A media tarde, con sus ropas de piel aún mojadas y frías contra su piel, penetraron el muro exterior de la ciudad. Kerrick fue primero, cortando y empujando a un lado las venenosas plantas y espinas. Una vez pasada esta barrera, susurró instrucciones a Harl, que ahora abrió camino. Cada vez más y más lentos, arrastrándose en el último tramo hasta el terraplén de tierra del pozo de los hesotsan, Harl se adelantó, luego hizo signo a Kerrick de que le siguiera.
—No hay nadie, ninguna huella desde la última lluvia.
—Pero sigo deseando permanecer fuera de la vista hasta que sea más oscuro. Podemos utilizar esas lianas para hacer redes en las que llevar los palos de muerte.
Empezaba a anochecer cuando Harl se izó por el terraplén, miró a su alrededor e hizo signo a Kerrick de que avanzara. Los hesotsan hormigueaban en las someras aguas de abajo y en la arenosa orilla. Kerrick arrojó terrones de tierra abajo para alejar a los activos, luego saltó al pozo. Había hesotsan cerca en la arena, moviendo débilmente sus patas, incapaces de escapar.
—Esos son los que queremos —dijo—. Te los subiré.
Pasó tantos como podían transportar fácilmente, luego se sujetó a la mano de Harl y se izó fuera. Los hesotsan sisearon débilmente cuando fueron atados e intentaron morder sus dedos. La operación fue realizada rápidamente. Luego se echaron las atadas criaturas al hombro y cogieron sus armas.

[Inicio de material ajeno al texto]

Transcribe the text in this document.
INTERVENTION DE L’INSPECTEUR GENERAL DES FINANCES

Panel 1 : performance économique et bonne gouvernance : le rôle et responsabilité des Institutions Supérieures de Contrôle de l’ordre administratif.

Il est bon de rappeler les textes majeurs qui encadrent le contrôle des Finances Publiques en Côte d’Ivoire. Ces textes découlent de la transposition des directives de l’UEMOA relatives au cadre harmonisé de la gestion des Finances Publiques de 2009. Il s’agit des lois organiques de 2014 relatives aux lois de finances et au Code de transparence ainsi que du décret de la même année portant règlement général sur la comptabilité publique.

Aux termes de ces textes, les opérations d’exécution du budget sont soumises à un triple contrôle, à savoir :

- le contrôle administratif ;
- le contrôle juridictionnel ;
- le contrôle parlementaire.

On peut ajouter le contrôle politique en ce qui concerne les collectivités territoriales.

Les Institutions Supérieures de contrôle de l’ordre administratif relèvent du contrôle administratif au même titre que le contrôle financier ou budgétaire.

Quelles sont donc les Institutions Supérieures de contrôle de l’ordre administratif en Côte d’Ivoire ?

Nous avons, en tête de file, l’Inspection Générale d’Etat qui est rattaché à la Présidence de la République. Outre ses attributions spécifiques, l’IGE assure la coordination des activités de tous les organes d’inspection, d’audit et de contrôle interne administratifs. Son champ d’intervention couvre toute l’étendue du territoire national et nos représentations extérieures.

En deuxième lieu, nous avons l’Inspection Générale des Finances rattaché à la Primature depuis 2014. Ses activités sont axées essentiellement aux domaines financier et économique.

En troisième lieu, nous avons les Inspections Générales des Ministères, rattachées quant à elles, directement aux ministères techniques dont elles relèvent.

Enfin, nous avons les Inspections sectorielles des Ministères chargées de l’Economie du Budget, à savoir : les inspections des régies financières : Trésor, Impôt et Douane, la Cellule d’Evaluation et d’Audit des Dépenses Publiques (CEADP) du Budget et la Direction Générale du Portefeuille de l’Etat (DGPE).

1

—¡Lo hemos hecho! —dijo Kerrick, y sintió que la tensión se relajaba—. Ahora…, salgamos de aquí.
Harl abrió la marcha en la suave pendiente, en dirección al camino que habían seguido para entrar en la ciudad.
Cuando giraba el extremo del terraplén, hubo el seco crujir de un hesotsan, y se derrumbó. Muerto antes de alcanzar el suelo.